Right to Communication Accommodation: You have the right to request that we communicate with you in a certain way or at a specific location. To request a communication accommodation, you must complete AOA Privacy Form 06 providing information we need to process your request. To obtain this form or to obtain more information concerning this process, please see our Privacy Contact.
Breach Notification: You have the right to be notified if we determine that there has been a breach of your protected health information.
Right to a Paper Copy of This Notice: You have the right to a paper copy of this notice. You may request a copy from the Privacy Officer or you may download it here.
Right to File a Complaint.
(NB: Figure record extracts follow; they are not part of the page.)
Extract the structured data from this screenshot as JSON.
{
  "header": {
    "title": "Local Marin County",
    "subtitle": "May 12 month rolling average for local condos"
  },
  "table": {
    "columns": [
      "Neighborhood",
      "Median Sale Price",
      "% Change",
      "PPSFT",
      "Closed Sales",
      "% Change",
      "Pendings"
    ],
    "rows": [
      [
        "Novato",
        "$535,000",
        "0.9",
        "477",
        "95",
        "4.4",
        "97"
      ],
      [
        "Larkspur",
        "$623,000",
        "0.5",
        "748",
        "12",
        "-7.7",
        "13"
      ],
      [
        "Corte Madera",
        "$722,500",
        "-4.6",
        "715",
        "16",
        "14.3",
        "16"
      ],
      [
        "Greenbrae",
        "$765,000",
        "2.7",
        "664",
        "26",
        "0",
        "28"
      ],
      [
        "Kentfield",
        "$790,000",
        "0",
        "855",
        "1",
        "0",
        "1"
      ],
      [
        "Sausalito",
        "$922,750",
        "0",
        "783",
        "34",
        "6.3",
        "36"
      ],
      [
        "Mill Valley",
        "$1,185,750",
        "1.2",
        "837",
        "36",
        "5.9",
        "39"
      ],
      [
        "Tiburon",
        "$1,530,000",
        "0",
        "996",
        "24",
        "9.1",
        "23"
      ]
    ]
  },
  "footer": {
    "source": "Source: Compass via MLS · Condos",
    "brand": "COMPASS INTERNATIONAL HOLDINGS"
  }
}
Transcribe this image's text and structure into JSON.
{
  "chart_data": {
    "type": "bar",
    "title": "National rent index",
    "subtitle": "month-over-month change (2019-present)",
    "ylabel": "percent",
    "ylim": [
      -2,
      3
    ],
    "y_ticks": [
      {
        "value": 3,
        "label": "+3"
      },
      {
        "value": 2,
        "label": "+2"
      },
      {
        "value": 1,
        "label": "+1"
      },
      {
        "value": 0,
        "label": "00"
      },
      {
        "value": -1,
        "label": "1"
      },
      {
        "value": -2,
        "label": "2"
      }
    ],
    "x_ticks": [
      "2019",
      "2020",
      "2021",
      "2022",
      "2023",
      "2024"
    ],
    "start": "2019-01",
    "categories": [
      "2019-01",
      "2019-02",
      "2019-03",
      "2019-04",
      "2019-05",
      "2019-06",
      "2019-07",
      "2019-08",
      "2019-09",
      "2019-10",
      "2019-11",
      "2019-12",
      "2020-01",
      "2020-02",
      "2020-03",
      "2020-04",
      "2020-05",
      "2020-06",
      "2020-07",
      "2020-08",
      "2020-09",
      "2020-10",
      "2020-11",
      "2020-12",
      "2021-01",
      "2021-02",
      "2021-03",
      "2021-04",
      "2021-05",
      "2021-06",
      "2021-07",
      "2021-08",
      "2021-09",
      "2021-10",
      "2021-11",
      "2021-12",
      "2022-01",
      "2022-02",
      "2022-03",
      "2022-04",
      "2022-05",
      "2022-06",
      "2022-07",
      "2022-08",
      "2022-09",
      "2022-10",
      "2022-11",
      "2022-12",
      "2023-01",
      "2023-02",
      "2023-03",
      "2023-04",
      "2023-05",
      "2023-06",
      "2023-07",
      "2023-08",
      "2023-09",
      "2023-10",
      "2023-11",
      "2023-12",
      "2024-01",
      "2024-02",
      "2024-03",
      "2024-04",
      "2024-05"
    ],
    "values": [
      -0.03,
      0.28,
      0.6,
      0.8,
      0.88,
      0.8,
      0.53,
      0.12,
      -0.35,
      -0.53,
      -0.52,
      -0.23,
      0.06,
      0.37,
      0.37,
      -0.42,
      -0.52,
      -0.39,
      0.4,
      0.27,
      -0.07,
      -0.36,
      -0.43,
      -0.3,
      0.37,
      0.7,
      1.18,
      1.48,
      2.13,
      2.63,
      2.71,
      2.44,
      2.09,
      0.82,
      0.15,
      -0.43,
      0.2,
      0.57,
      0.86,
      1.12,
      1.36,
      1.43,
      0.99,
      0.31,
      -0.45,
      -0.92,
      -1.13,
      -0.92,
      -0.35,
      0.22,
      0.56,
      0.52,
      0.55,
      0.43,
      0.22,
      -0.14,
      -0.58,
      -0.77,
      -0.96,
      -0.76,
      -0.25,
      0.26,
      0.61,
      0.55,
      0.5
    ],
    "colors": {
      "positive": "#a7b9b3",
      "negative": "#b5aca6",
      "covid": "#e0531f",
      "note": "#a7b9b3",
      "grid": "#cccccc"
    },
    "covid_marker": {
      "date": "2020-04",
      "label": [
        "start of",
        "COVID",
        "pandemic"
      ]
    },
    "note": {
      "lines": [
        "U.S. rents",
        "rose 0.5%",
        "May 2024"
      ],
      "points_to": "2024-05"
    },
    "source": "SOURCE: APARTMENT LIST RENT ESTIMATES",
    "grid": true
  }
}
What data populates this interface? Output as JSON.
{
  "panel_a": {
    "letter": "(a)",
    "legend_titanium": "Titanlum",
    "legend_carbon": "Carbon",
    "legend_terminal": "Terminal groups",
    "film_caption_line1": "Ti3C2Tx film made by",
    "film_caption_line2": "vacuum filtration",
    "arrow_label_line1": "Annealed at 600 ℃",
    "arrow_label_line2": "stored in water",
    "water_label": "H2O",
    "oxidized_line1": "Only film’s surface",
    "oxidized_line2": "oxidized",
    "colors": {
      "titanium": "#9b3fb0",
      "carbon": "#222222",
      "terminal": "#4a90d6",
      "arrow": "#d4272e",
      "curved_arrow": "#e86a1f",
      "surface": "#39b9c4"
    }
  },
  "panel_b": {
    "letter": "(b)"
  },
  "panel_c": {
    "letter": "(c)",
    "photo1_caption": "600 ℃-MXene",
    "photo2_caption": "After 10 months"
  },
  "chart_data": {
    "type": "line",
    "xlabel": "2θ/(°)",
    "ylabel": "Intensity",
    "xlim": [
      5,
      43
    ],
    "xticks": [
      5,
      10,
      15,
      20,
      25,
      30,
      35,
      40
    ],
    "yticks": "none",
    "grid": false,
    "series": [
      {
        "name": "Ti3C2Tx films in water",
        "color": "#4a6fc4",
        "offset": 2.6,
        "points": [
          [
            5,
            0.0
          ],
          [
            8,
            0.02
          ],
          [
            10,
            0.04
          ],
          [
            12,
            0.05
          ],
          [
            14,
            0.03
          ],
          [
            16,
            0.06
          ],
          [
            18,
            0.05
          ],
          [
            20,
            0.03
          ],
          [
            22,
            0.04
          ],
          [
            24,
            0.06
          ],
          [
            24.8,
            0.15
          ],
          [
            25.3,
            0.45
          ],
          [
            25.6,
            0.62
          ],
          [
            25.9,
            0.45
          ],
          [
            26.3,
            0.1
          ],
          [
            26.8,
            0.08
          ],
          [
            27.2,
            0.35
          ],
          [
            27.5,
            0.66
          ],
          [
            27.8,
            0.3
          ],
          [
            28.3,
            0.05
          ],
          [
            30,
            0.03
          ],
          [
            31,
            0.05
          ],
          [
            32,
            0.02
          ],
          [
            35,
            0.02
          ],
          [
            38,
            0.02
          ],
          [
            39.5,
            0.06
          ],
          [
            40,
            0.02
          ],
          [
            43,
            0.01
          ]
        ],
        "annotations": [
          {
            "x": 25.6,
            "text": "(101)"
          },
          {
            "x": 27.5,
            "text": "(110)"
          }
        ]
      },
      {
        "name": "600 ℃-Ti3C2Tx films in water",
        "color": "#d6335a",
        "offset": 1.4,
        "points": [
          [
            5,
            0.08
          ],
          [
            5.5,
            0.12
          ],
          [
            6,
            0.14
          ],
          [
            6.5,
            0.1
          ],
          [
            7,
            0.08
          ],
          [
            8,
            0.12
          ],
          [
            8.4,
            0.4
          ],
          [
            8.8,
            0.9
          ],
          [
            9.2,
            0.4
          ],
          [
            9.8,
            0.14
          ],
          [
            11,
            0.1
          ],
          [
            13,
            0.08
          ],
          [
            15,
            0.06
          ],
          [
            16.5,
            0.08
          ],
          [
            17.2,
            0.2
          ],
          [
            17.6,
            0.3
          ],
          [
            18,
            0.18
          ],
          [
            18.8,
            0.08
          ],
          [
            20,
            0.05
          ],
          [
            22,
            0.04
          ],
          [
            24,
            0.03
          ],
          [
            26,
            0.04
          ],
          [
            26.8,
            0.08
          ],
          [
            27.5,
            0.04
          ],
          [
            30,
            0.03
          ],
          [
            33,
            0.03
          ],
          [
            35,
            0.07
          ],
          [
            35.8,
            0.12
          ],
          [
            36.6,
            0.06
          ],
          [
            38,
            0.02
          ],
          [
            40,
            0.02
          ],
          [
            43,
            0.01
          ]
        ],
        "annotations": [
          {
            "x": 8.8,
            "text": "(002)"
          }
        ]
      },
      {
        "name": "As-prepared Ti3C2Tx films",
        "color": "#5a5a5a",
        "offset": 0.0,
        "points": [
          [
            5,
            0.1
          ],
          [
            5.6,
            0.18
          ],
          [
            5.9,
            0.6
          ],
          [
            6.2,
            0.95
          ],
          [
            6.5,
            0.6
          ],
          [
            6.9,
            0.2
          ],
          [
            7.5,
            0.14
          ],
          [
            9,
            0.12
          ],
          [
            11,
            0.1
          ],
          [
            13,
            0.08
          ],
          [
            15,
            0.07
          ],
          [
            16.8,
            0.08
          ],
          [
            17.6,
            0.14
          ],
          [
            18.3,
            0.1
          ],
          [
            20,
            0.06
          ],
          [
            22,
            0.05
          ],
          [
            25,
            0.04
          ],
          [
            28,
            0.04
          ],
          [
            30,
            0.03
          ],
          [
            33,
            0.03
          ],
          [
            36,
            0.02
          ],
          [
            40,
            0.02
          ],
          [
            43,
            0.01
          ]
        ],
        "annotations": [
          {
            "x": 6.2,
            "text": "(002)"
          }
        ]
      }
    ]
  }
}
If you believe your privacy rights as described in this Notice have been violated, you may file a written complaint with our Privacy Officer or with the U.S. Department of Health and Human Services Office for Civil Rights (Regional Office at Kansas City) 601 East 12th Street Room 248 Kansas City MO 64106 (816) 426-7277.
or through www.hhs.gov/ocr/privacy/hipaa/complaints/index.html. You will not be penalized for filing a complaint.
CHANGES TO THIS NOTICE
We reserve the right to change this Notice at any time. We reserve the right to make the revised Notice effective for protected health information that we currently maintain in our possession, as well as for any protected health information we receive, use or disclose in the future. A current copy of the Notice will be posted in our facility.
You will be asked to provide a written acknowledgment of your receipt of this Notice of Privacy Practices. We are required by law to make a good faith effort to provide you with our Notice Of Privacy Practices and obtain such acknowledgment from you. However, your receipt of care and treatment at AOA is not conditioned upon your providing the written acknowledgment.